Cyber-Security Awareness – Anatomy of a Phish

The term “Phishing” refers to communications that, like regular fishing, use a type of “bait” to compel the reader “bite” in a way that ends up revealing sensitive or privileged information or which allows their system to be compromised.

These are one of the most common types of e-mail scams out there at present.  Below I’ve taken a couple of Phishing e-mails that have been brought to my attention lately to point out the sorts of things that should make you pause and consider if a message that seems legitimate at first glance is in fact malicious.

The first one is designed to make is look like someone has hacked your Amazon.com account and ordered a High-Definition TV to some out-of-state address.  The fake order is just the bait, however.  It never existed, the account was never compromised.  Instead, it’s supposed to make you want to react urgently to stop it, and the quickest apparent way to do so is to click a link in the e-mail to the Amazon website.

The indicators are subtle, I’ve pointed out the sort of things to look for below.

Even so, e-mail content is easily forged.  To be safe, don’t click links in e-mails, instead type them in the web browser or go to the company site yourself.  I didn’t follow the links in this e-mail, but it likely went to one of two types of sites:

1) A fake Amazon.com login page to capture your username and password

2) A web page with software designed to compromise your computer and give unrestricted access to your system and data to the person in control of that malicious website

Fake Amazon.com order e-mail, designed to compel the reader to click links to a malicious websites

Below is another example, this one is a bit more subtle.  The e-mail below didn’t trigger the [POSSIBLE SPAM] tag from our spam firewall.  One of the challenges is that with the money that can be made from these scams, they’re often under the control of sophisticated criminal enterprises.  These criminals can purchase the same tools we use to protect ourselves to test their malicious messages before sending them out.  When that’s the case, it’s a matter of how fast information about e-mails like this makes it to the vendors of the security systems and how quickly they can program a signature to detect this message, but not block something similar that is in fact legitimate.  They really do a pretty good job all things considered, but it’s a fundamentally hard problem and higher education in particular is a big target.

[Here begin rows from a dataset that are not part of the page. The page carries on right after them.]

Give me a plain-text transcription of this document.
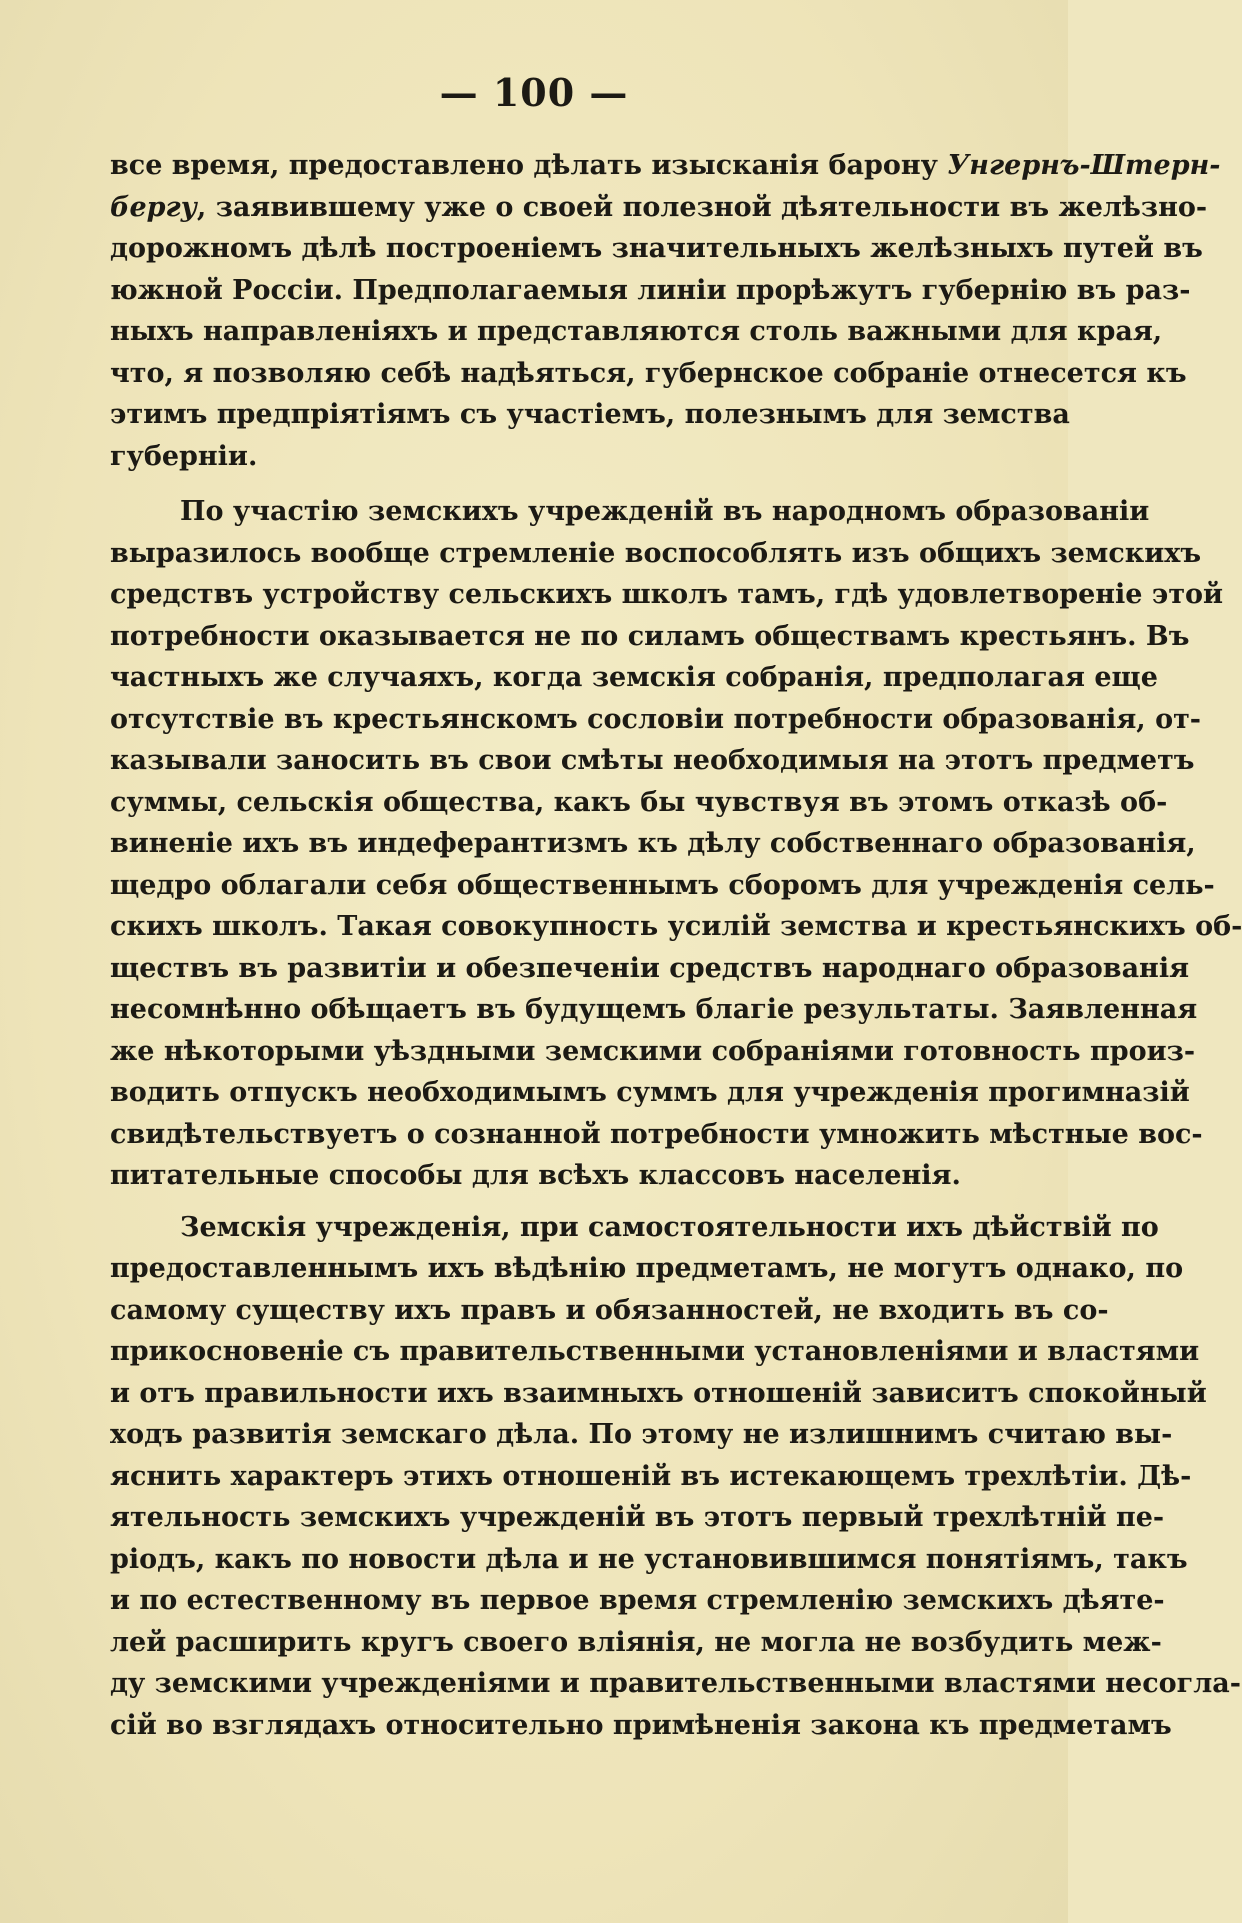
— 100 —
все время, предоставлено дѣлать изысканія барону Унгернъ-Штерн-
бергу, заявившему уже о своей полезной дѣятельности въ желѣзно-
дорожномъ дѣлѣ построеніемъ значительныхъ желѣзныхъ путей въ
южной Россіи. Предполагаемыя линіи прорѣжутъ губернію въ раз-
ныхъ направленіяхъ и представляются столь важными для края,
что, я позволяю себѣ надѣяться, губернское собраніе отнесется къ
этимъ предпріятіямъ съ участіемъ, полезнымъ для земства
губерніи.
По участію земскихъ учрежденій въ народномъ образованіи
выразилось вообще стремленіе воспособлять изъ общихъ земскихъ
средствъ устройству сельскихъ школъ тамъ, гдѣ удовлетвореніе этой
потребности оказывается не по силамъ обществамъ крестьянъ. Въ
частныхъ же случаяхъ, когда земскія собранія, предполагая еще
отсутствіе въ крестьянскомъ сословіи потребности образованія, от-
казывали заносить въ свои смѣты необходимыя на этотъ предметъ
суммы, сельскія общества, какъ бы чувствуя въ этомъ отказѣ об-
виненіе ихъ въ индеферантизмъ къ дѣлу собственнаго образованія,
щедро облагали себя общественнымъ сборомъ для учрежденія сель-
скихъ школъ. Такая совокупность усилій земства и крестьянскихъ об-
ществъ въ развитіи и обезпеченіи средствъ народнаго образованія
несомнѣнно обѣщаетъ въ будущемъ благіе результаты. Заявленная
же нѣкоторыми уѣздными земскими собраніями готовность произ-
водить отпускъ необходимымъ суммъ для учрежденія прогимназій
свидѣтельствуетъ о сознанной потребности умножить мѣстные вос-
питательные способы для всѣхъ классовъ населенія.
Земскія учрежденія, при самостоятельности ихъ дѣйствій по
предоставленнымъ ихъ вѣдѣнію предметамъ, не могутъ однако, по
самому существу ихъ правъ и обязанностей, не входить въ со-
прикосновеніе съ правительственными установленіями и властями
и отъ правильности ихъ взаимныхъ отношеній зависитъ спокойный
ходъ развитія земскаго дѣла. По этому не излишнимъ считаю вы-
яснить характеръ этихъ отношеній въ истекающемъ трехлѣтіи. Дѣ-
ятельность земскихъ учрежденій въ этотъ первый трехлѣтній пе-
ріодъ, какъ по новости дѣла и не установившимся понятіямъ, такъ
и по естественному въ первое время стремленію земскихъ дѣяте-
лей расширить кругъ своего вліянія, не могла не возбудить меж-
ду земскими учрежденіями и правительственными властями несогла-
сій во взглядахъ относительно примѣненія закона къ предметамъ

Like the previous e-mail, this one shares the following indicators:

  • “From:” address does not match the purported company sending the e-mail
  • Web links in the e-mail (hover, don’t click! ) don’t go to websites one would associated with the purported company.  These can’t be viewed in the graphics below, I didn’t want to actually provide a link to a malicious website – but you can do this in any e-mail with a link in it for practice.
  • All web links in the e-mail go to the same site, even if they seem to direct you different areas or even different companies
  • Once again, it’s designed to prompt an urgent, unthinking response, that response being to click one of the malicious links
  • Ship-To address is wrong

E-mail claiming to be from Intuit, designed to compel the reader to click malicious links in the message

We can expect these messages to continue to be refined to make it even harder to tell what is and is not legitimate.  For example, the From address can be forged, errors in the e-mail content like the delivery address lines can be corrected, or a mix of legitimate and malicious web links can be used.

So how can we reliably tell if an e-mail is legitimate?  Frankly, there is no easy answer.  The best bet is to remain skeptical of any e-mails you receive and weren’t expecting and most of all don’t click web links in e-mail.  Typing them into a web browser yourself is much safer.

Links to malicious websites that don’t match the purported sender are likely to remain an indicator, although if someone were able to register a DNS name something like wwwamazon.com (note the dot after www is missing) and point it to the malicious site, it could be harder tell.

An implied sense of urgency is also likey to remain, they really don’t want you taking the time to think about these messages.  The more you think about it, the more likely you are to get suspicious and not take the bait.

If you are a Washburn student, faculty, or staff member and receive something you aren’t sure of, don’t hesitate to call Washburn ITS at 785-670-3000 or support@washburn.edu.  We can help determine if the e-mail is likely to be malicious and can report compromised e-mail accounts and websites used in those messages to the proper authorities to get them taken off-line and cleaned up.

If you think you may have fallen for one of these, don’t panic!  Again, call ITS and we’ll help take corrective action to limit any damage.

I’ll address what else to do if you think your system or your information have been compromised in a later post.

Comments

  1. Floyd Davenport says:

    Another indicator can be what I would call “weak personalization”. When you get a message with something like “Dear floyd.davenport@washburn.edu“, that is an indicator that all they really know about you is your email address. I’d be suspicious.

    • kevin Halgren says:

      That’s very true and a very good point, that’s an indication that an automated tool has been used. Actual communication from a company you have a relationship with would, in most cases, have your name on file in addition to e-mail. E-mail addresses may or may not clearly indicate the name, and the automated tools they use to build thousands of these messages can’t reliably translate an e-mail address to an actual name, so they’ll use what they do have, which is the e-mail address itself.